The primary use case is a user-based round-robin mode. In this case, each user is assigned a separate job queue for the user's requested IPVs. The queue manager picks up a single job from the top of each user's queue, going through all queued up users, one at a time. This means that each users job queues receive an equal priority.
In default FIFO-like mode, if user A queues up 100 jobs, and user B queues 1 job afterwards for the same IPV, then user A's jobs will be prioritized until all of that user's 100 jobs are completed. After that user B's 1 job will be processed.
In Round Robin mode the same scenario is processed by processing one job from user A, then one job from user B, then back to user A and so on. In this scenario user B will only have to wait for user A's first job to complete.
Note that IPVs already in the cache should not be re-populated.
Round Robin job prioritization mode can be enabled with PiCache configuration settings.
A queuing setting was added for control of PiCache's queuing behavior.
# queuing behavior # queuing has 2 options: # ipv: (default) jobs are put into queues based on IPV names, and an IPV # queue is worked on by a PiCache back-end worker until it is drained; # this can be thought of as "IPV-concentration" behavior # user_rr: for user-based round-robin queuing behavior, where jobs are put # into queues based on the users (user names) that enqueued the jobs # and jobs are worked on in a round-robin manner so no one user # dominates PiCache work #queuing = user_rr
Changing Queuing Behavior
When configured for IPV-Concentration queuing behavior, the PiCache front-end enqueues jobs into IPV job queues and the PiCache back-end dequeues and executes jobs from the IPV job queues. Likewise, when configured for User-Based Round-Robin queuing behavior, the front-end enqueues jobs into user job queues and the back-end dequeues and executes jobs from the user job queues.
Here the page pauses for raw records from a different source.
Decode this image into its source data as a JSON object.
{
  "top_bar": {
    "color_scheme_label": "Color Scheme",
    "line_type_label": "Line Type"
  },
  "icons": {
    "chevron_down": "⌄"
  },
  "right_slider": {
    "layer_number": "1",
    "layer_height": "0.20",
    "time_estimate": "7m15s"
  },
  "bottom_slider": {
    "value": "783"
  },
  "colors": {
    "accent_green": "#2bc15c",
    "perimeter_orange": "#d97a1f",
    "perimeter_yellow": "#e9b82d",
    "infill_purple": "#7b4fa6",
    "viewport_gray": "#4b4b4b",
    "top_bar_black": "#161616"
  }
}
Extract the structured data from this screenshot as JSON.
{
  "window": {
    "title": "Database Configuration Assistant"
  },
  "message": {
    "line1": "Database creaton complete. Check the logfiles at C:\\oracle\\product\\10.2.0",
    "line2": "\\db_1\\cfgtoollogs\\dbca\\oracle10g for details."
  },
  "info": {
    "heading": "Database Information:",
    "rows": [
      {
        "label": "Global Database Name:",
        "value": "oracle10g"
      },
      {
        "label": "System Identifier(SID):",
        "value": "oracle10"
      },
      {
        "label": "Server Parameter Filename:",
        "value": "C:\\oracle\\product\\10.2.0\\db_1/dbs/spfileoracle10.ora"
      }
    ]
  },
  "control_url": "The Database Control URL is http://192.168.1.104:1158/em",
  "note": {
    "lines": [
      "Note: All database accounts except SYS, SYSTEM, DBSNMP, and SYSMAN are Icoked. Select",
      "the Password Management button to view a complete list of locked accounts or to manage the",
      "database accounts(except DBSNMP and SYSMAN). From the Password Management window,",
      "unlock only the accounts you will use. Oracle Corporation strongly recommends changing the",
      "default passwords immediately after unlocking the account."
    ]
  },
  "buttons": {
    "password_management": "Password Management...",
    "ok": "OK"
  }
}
To change from IPV-Concentration queuing behavior to User-Based Round-Robin queuing behavior, or vice versa, before changing the queuing behavior the currently enqueued jobs should be finished executing, then PiCache stopped, reconfigured with the new queuing setting, and started. To determine when the jobs are finished executing, the following commands can be run:
$ /usr/share/mdx/redis/mdx-redis-bin-5.0.7/bin/redis-cli KEYS rq:queue:\* (empty list or set) $ /usr/share/mdx/redis/mdx-redis-bin-5.0.7/bin/redis-cli KEYS \*wip\* (empty list or set) $ /usr/share/mdx/redis/mdx-redis-bin-5.0.7/bin/redis-cli KEYS \*lock\* (empty list or set) $ /usr/share/mdx/redis/mdx-redis-bin-5.0.7/bin/redis-cli KEYS \*recovery\* (empty list or set)
When all these commands return (empty list or set), all jobs have finished executing.
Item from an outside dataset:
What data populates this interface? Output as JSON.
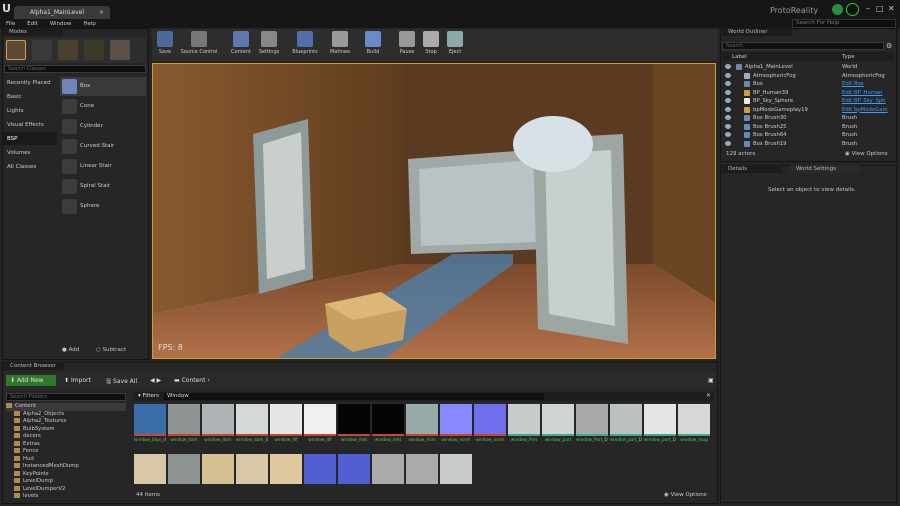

A multi-instance PiCache deployment is one in which the PiCache front-end is on a different machine than the PiCache back-end, or where there are multiple front-end instances and/or multiple back-end instances residing on different machines in a High Availability deployment. It is important not to mix different queuing behaviors between the instances. For example, if the front-end is configured for IPV-Concentration queuing behavior and the back-end is configured for User-Based Round-Robin queuing behavior, the front-end will enqueue jobs into IPV job queues which the back-end will not access and no jobs will be dequeued and executed.